A Covid-19 patient with medical insurance will be eligible for discounts on medicines and consumables if the treatment cost turns out to be more than what the insurance firm has paid, the state clinical establishment regulatory commission said on Wednesday.
The commission had in August asked private hospitals to offer at least 10 per cent discount on the maximum retail price of medicines and at least 20 per cent discount on that of consumables to Covid19 patients.
Retired judge Ashim Banerjee, the chairperson of the commission, made the observations while asking Medica Superspecialty Hospital to offer a discount of Rs 1.5 lakh to the family of a patient who died at the hospital on September 3.
Banerjee said the hospital had submitted that the patient was not eligible for the discount because she had medical insurance.
“But we said that you have to offer the discount since the patient party had to pay the excess amount, which was not paid by the insurance company,” Banerjee told a news conference on Wednesday.
The family of a 61-year-old woman who was admitted to the hospital with Covid19 and other ailments complained to the commission that the hospital had overcharged them. The patient was in the hospital for a month, of which 25 days were in the ICU, till she passed away on September 3.
The family was billed Rs 25.87 lakh.
“When we examined the bill we found that the hospital did not offer any discount on medicines and consumables,” Banerjee said.
“The hospital said the patient had medical insurance, so they did not offer any discount. But we said the medical insurers paid only Rs 5 lakh of the total bill. The patient party had to pay the rest. In such a situation, when the patient party has to bear the amount not paid by the insurance company, hospitals have to give a discount on medicines and consumables, according to the commission’s advisory,” he said.
After calculating the discount that should have been offered, the commission asked the hospital to offer a discount of Rs 1.5 lakh to the patient’s family.
The commission on Wednesday also asked Belle Vue Clinic to return Rs 90,000 to a patient, of which Rs 54,000 pertained to the price of Meropenem, an antibiotic that is being used to treat Covid-19 patients.
Banerjee said the hospital had violated the commission’s advisory to private hospitals to supply cheaper antibiotics to patients from its pharmacy unless the doctor prescribed a drug of a particular brand.

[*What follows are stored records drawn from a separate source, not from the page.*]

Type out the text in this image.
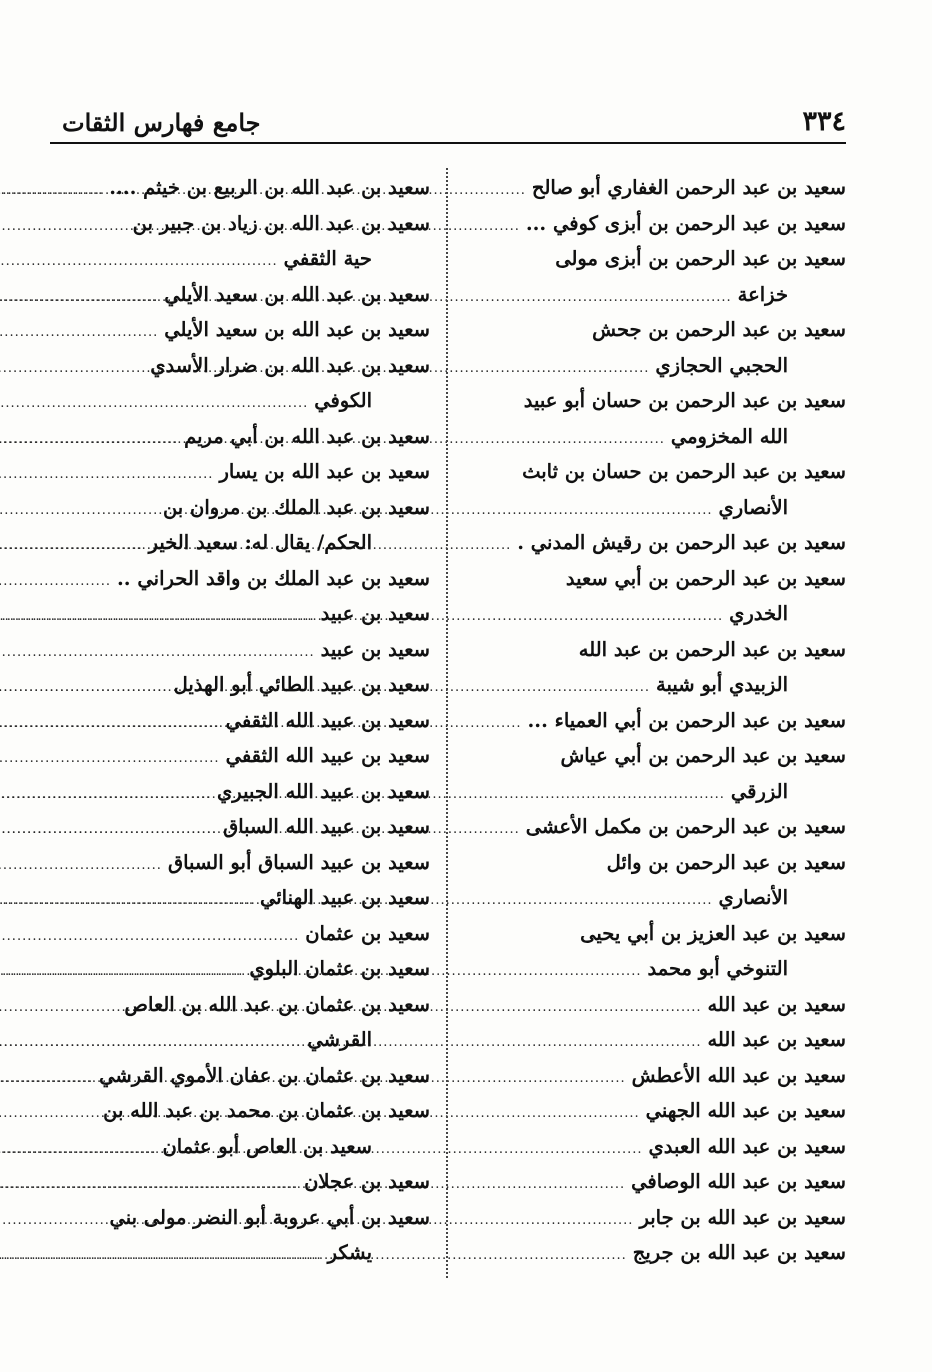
٣٣٤
جامع فهارس الثقات
سعيد بن عبد الرحمن الغفاري أبو صالح
.....
سعيد بن عبد الرحمن بن أبزى كوفي ...
.....
سعيد بن عبد الرحمن بن أبزى مولى
خزاعة
.....
سعيد بن عبد الرحمن بن جحش
الحجبي الحجازي
.....
سعيد بن عبد الرحمن بن حسان أبو عبيد
الله المخزومي
.....
سعيد بن عبد الرحمن بن حسان بن ثابث
الأنصاري
.....
سعيد بن عبد الرحمن بن رقيش المدني .
.....
سعيد بن عبد الرحمن بن أبي سعيد
الخدري
.....
سعيد بن عبد الرحمن بن عبد الله
الزبيدي أبو شيبة
.....
سعيد بن عبد الرحمن بن أبي العمياء ...
.....
سعيد بن عبد الرحمن بن أبي عياش
الزرقي
.....
سعيد بن عبد الرحمن بن مكمل الأعشى
.....
سعيد بن عبد الرحمن بن وائل
الأنصاري
.....
سعيد بن عبد العزيز بن أبي يحيى
التنوخي أبو محمد
.....
سعيد بن عبد الله
.....
سعيد بن عبد الله
.....
سعيد بن عبد الله الأعطش
.....
سعيد بن عبد الله الجهني
.....
سعيد بن عبد الله العبدي
.....
سعيد بن عبد الله الوصافي
.....
سعيد بن عبد الله بن جابر
.....
سعيد بن عبد الله بن جريج
.....
سعيد بن عبد الله بن الربيع بن خيثم ....
.....
سعيد بن عبد الله بن زياد بن جبير بن
حية الثقفي
.....
سعيد بن عبد الله بن سعيد الأيلي
.....
سعيد بن عبد الله بن سعيد الأيلي
.....
سعيد بن عبد الله بن ضرار الأسدي
الكوفي
.....
سعيد بن عبد الله بن أبي مريم
.....
سعيد بن عبد الله بن يسار
.....
سعيد بن عبد الملك بن مروان بن
الحكم/ يقال له: سعيد الخير
.....
سعيد بن عبد الملك بن واقد الحراني ..
.....
سعيد بن عبيد
.....
سعيد بن عبيد
.....
سعيد بن عبيد الطائي أبو الهذيل
.....
سعيد بن عبيد الله الثقفي
.....
سعيد بن عبيد الله الثقفي
.....
سعيد بن عبيد الله الجبيري
.....
سعيد بن عبيد الله السباق
.....
سعيد بن عبيد السباق أبو السباق
.....
سعيد بن عبيد الهنائي
.....
سعيد بن عثمان
.....
سعيد بن عثمان البلوي
.....
سعيد بن عثمان بن عبد الله بن العاص
القرشي
.....
سعيد بن عثمان بن عفان الأموي القرشي
.....
سعيد بن عثمان بن محمد بن عبد الله بن
سعيد بن العاص أبو عثمان
.....
سعيد بن عجلان
.....
سعيد بن أبي عروبة أبو النضر مولى بني
يشكر
.....
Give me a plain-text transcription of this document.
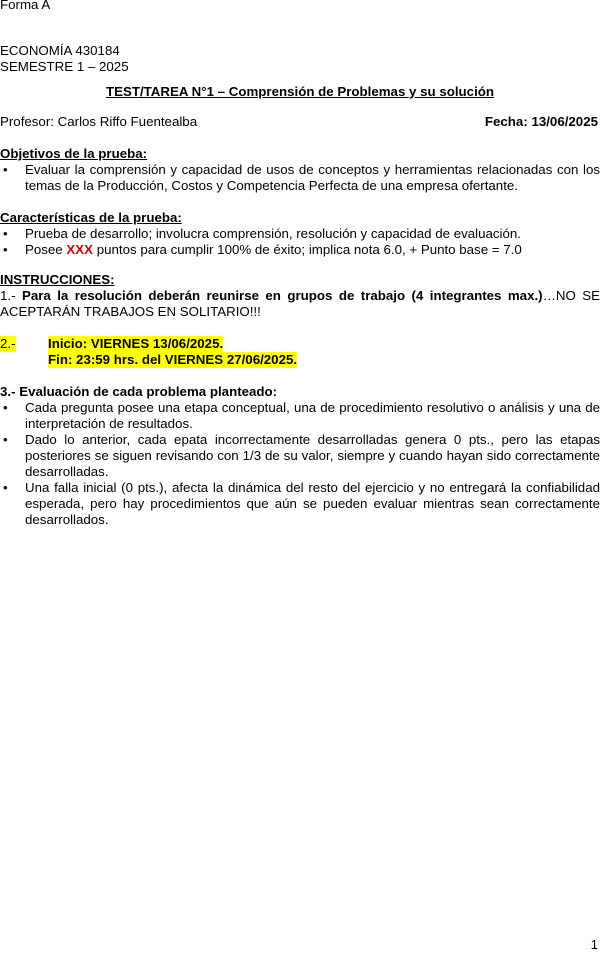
Forma A
ECONOMÍA 430184
SEMESTRE 1 – 2025
TEST/TAREA N°1 – Comprensión de Problemas y su solución
Profesor: Carlos Riffo Fuentealba	Fecha: 13/06/2025
Objetivos de la prueba:
• Evaluar la comprensión y capacidad de usos de conceptos y herramientas relacionadas con los temas de la Producción, Costos y Competencia Perfecta de una empresa ofertante.
Características de la prueba:
• Prueba de desarrollo; involucra comprensión, resolución y capacidad de evaluación.
• Posee XXX puntos para cumplir 100% de éxito; implica nota 6.0, + Punto base = 7.0
INSTRUCCIONES:
1.- Para la resolución deberán reunirse en grupos de trabajo (4 integrantes max.)…NO SE
ACEPTARÁN TRABAJOS EN SOLITARIO!!!
2.- Inicio: VIERNES 13/06/2025.
Fin: 23:59 hrs. del VIERNES 27/06/2025.
3.- Evaluación de cada problema planteado:
• Cada pregunta posee una etapa conceptual, una de procedimiento resolutivo o análisis y una de interpretación de resultados.
• Dado lo anterior, cada epata incorrectamente desarrolladas genera 0 pts., pero las etapas posteriores se siguen revisando con 1/3 de su valor, siempre y cuando hayan sido correctamente desarrolladas.
• Una falla inicial (0 pts.), afecta la dinámica del resto del ejercicio y no entregará la confiabilidad esperada, pero hay procedimientos que aún se pueden evaluar mientras sean correctamente desarrollados.
1
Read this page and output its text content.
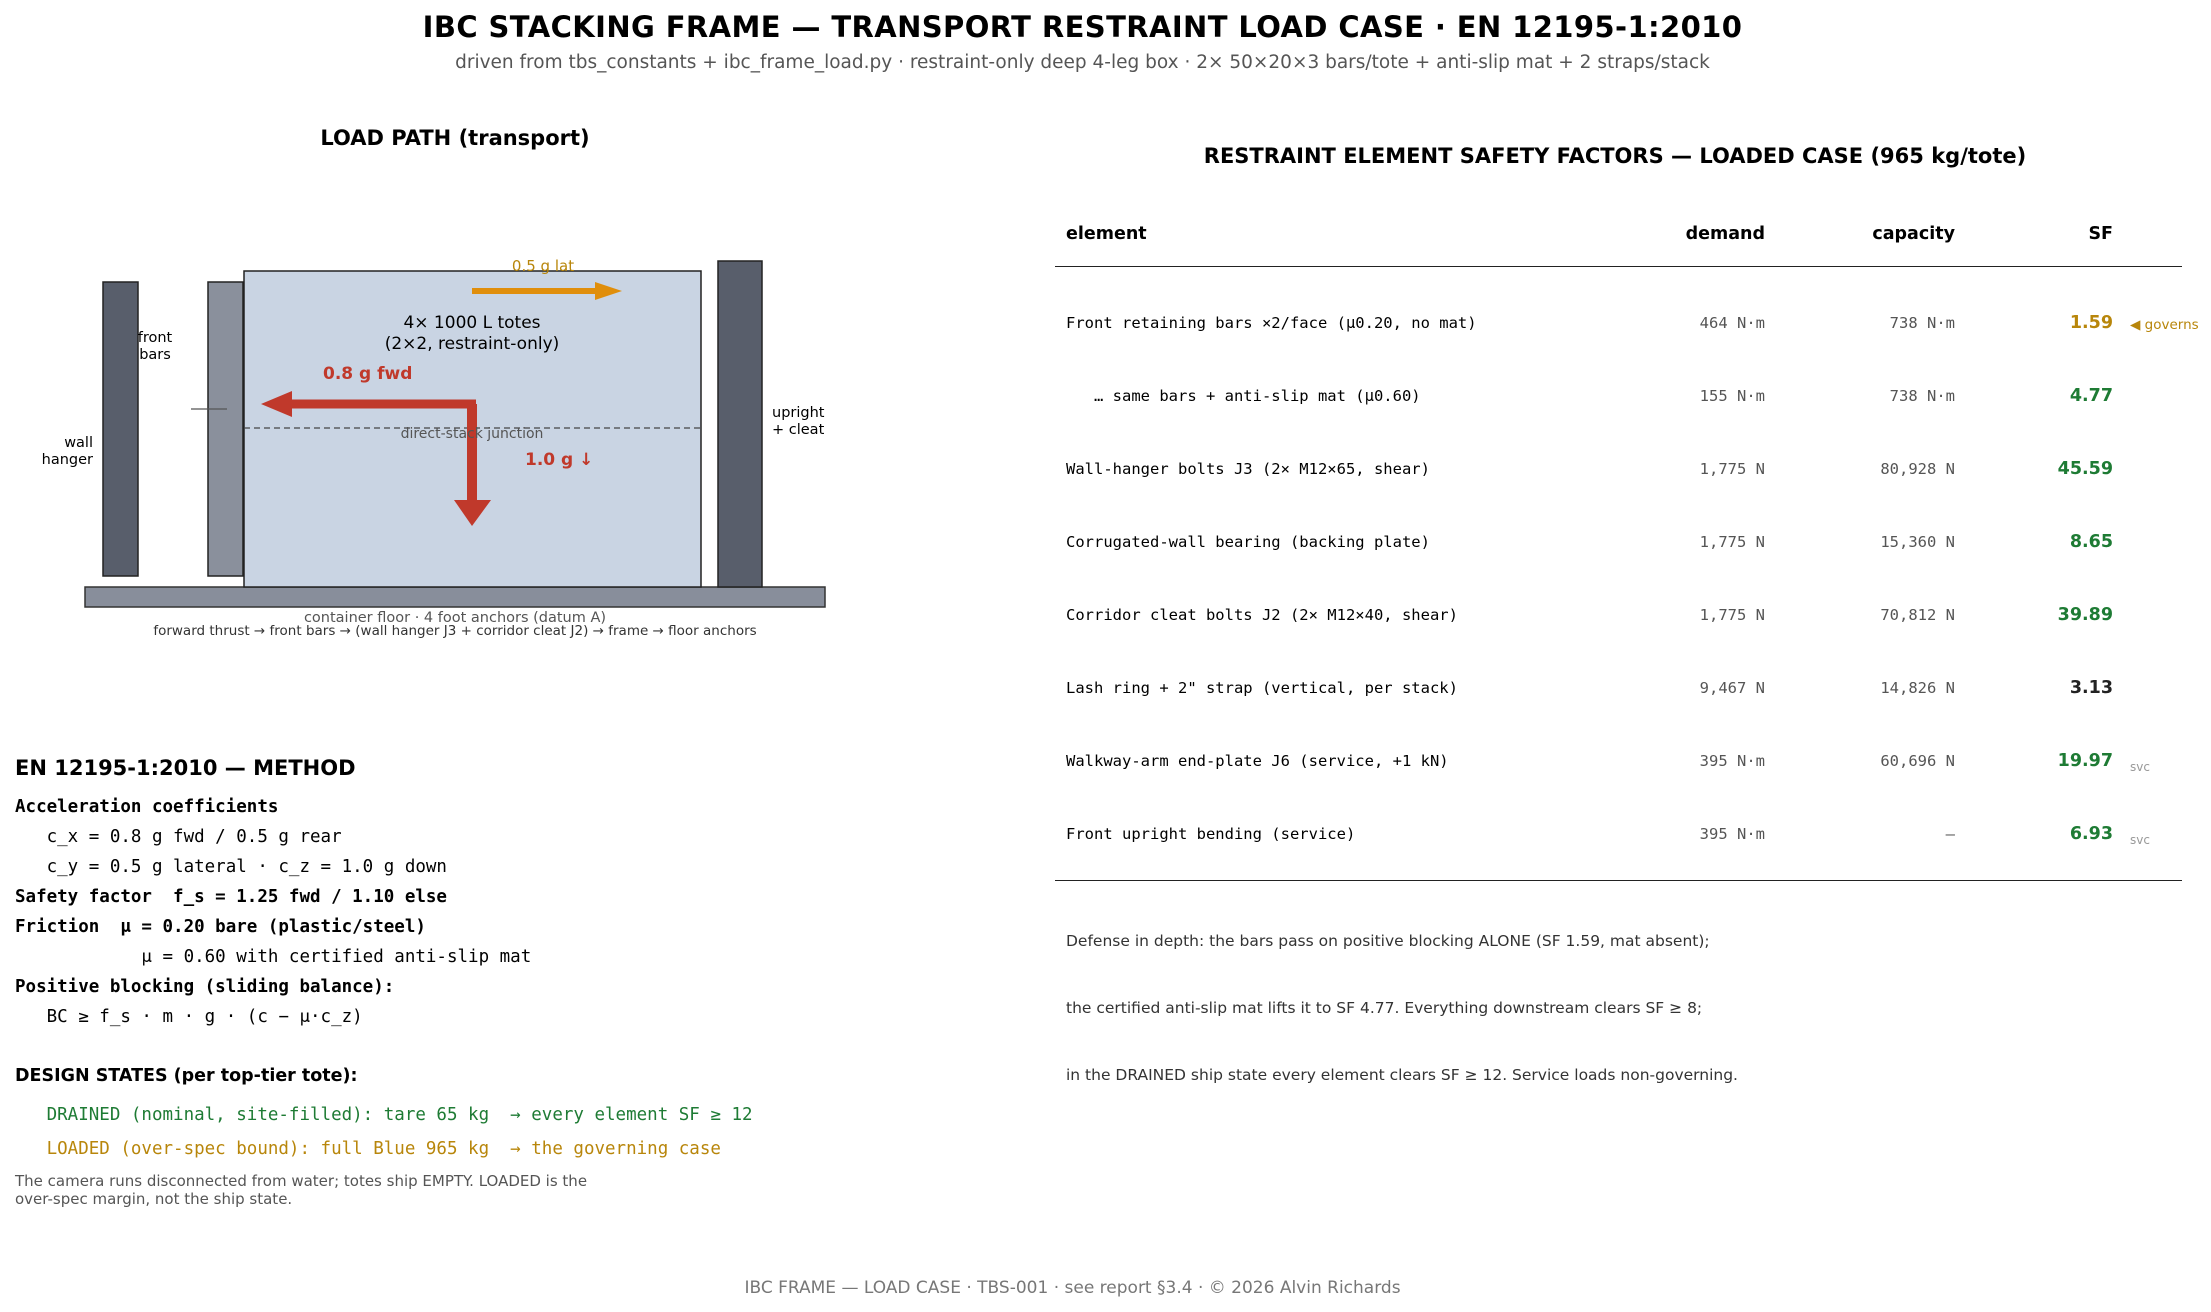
IBC STACKING FRAME — TRANSPORT RESTRAINT LOAD CASE · EN 12195-1:2010
driven from tbs_constants + ibc_frame_load.py · restraint-only deep 4-leg box · 2× 50×20×3 bars/tote + anti-slip mat + 2 straps/stack
LOAD PATH (transport)
0.5 g lat
4× 1000 L totes
(2×2, restraint-only)
0.8 g fwd
1.0 g ↓
direct-stack junction
front
bars
wall
hanger
upright
+ cleat
container floor · 4 foot anchors (datum A)
forward thrust → front bars → (wall hanger J3 + corridor cleat J2) → frame → floor anchors
EN 12195-1:2010 — METHOD
Acceleration coefficients
c_x = 0.8 g fwd / 0.5 g rear
c_y = 0.5 g lateral · c_z = 1.0 g down
Safety factor  f_s = 1.25 fwd / 1.10 else
Friction  μ = 0.20 bare (plastic/steel)
μ = 0.60 with certified anti-slip mat
Positive blocking (sliding balance):
BC ≥ f_s · m · g · (c − μ·c_z)
DESIGN STATES (per top-tier tote):
DRAINED (nominal, site-filled): tare 65 kg  → every element SF ≥ 12
LOADED (over-spec bound): full Blue 965 kg  → the governing case
The camera runs disconnected from water; totes ship EMPTY. LOADED is the
over-spec margin, not the ship state.
RESTRAINT ELEMENT SAFETY FACTORS — LOADED CASE (965 kg/tote)
element	demand	capacity	SF
Front retaining bars ×2/face (μ0.20, no mat)	464 N·m	738 N·m	1.59 ◀ governs
… same bars + anti-slip mat (μ0.60)	155 N·m	738 N·m	4.77
Wall-hanger bolts J3 (2× M12×65, shear)	1,775 N	80,928 N	45.59
Corrugated-wall bearing (backing plate)	1,775 N	15,360 N	8.65
Corridor cleat bolts J2 (2× M12×40, shear)	1,775 N	70,812 N	39.89
Lash ring + 2" strap (vertical, per stack)	9,467 N	14,826 N	3.13
Walkway-arm end-plate J6 (service, +1 kN)	395 N·m	60,696 N	19.97 svc
Front upright bending (service)	395 N·m	–	6.93 svc
Defense in depth: the bars pass on positive blocking ALONE (SF 1.59, mat absent);
the certified anti-slip mat lifts it to SF 4.77. Everything downstream clears SF ≥ 8;
in the DRAINED ship state every element clears SF ≥ 12. Service loads non-governing.
IBC FRAME — LOAD CASE · TBS-001 · see report §3.4 · © 2026 Alvin Richards
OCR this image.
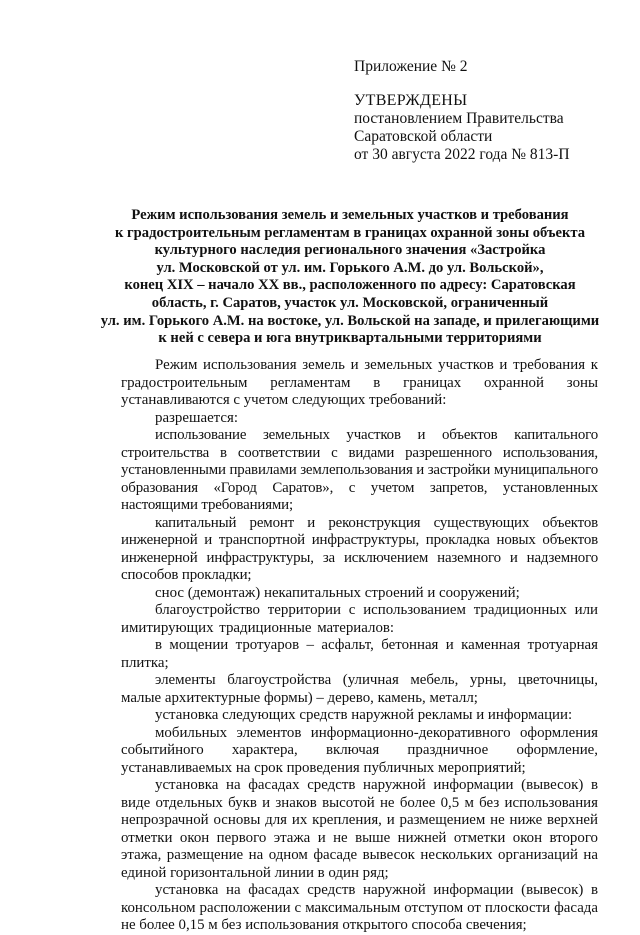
Приложение № 2
УТВЕРЖДЕНЫ
постановлением Правительства
Саратовской области
от 30 августа 2022 года № 813-П
Режим использования земель и земельных участков и требования
к градостроительным регламентам в границах охранной зоны объекта
культурного наследия регионального значения «Застройка
ул. Московской от ул. им. Горького А.М. до ул. Вольской»,
конец XIX – начало XX вв., расположенного по адресу: Саратовская
область, г. Саратов, участок ул. Московской, ограниченный
ул. им. Горького А.М. на востоке, ул. Вольской на западе, и прилегающими
к ней с севера и юга внутриквартальными территориями

Режим использования земель и земельных участков и требования к градостроительным регламентам в границах охранной зоны устанавливаются с учетом следующих требований:

разрешается:

использование земельных участков и объектов капитального строительства в соответствии с видами разрешенного использования, установленными правилами землепользования и застройки муниципального образования «Город Саратов», с учетом запретов, установленных настоящими требованиями;

капитальный ремонт и реконструкция существующих объектов инженерной и транспортной инфраструктуры, прокладка новых объектов инженерной инфраструктуры, за исключением наземного и надземного способов прокладки;

снос (демонтаж) некапитальных строений и сооружений;

благоустройство территории с использованием традиционных или имитирующих традиционные материалов:

в мощении тротуаров – асфальт, бетонная и каменная тротуарная плитка;

элементы благоустройства (уличная мебель, урны, цветочницы, малые архитектурные формы) – дерево, камень, металл;

установка следующих средств наружной рекламы и информации:

мобильных элементов информационно-декоративного оформления событийного характера, включая праздничное оформление, устанавливаемых на срок проведения публичных мероприятий;

установка на фасадах средств наружной информации (вывесок) в виде отдельных букв и знаков высотой не более 0,5 м без использования непрозрачной основы для их крепления, и размещением не ниже верхней отметки окон первого этажа и не выше нижней отметки окон второго этажа, размещение на одном фасаде вывесок нескольких организаций на единой горизонтальной линии в один ряд;

установка на фасадах средств наружной информации (вывесок) в консольном расположении с максимальным отступом от плоскости фасада не более 0,15 м без использования открытого способа свечения;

“The price of Meropenem ranges between Rs 650 and Rs 3,500. The hospital gave the patient Meropenem 31 times at the cost of Rs 3,000 and three times at the cost of Rs 1,250. We told the hospital they have to charge Rs 1,250 for all the times the patient was given Meropenem. The discount on Meropenem alone came to Rs 54,000,” said Banerjee.
“The commission asked the hospital to refund Rs 24,000 on other heads and the hospital had deducted another Rs 12,000 because there was some error in their billing system,” he said.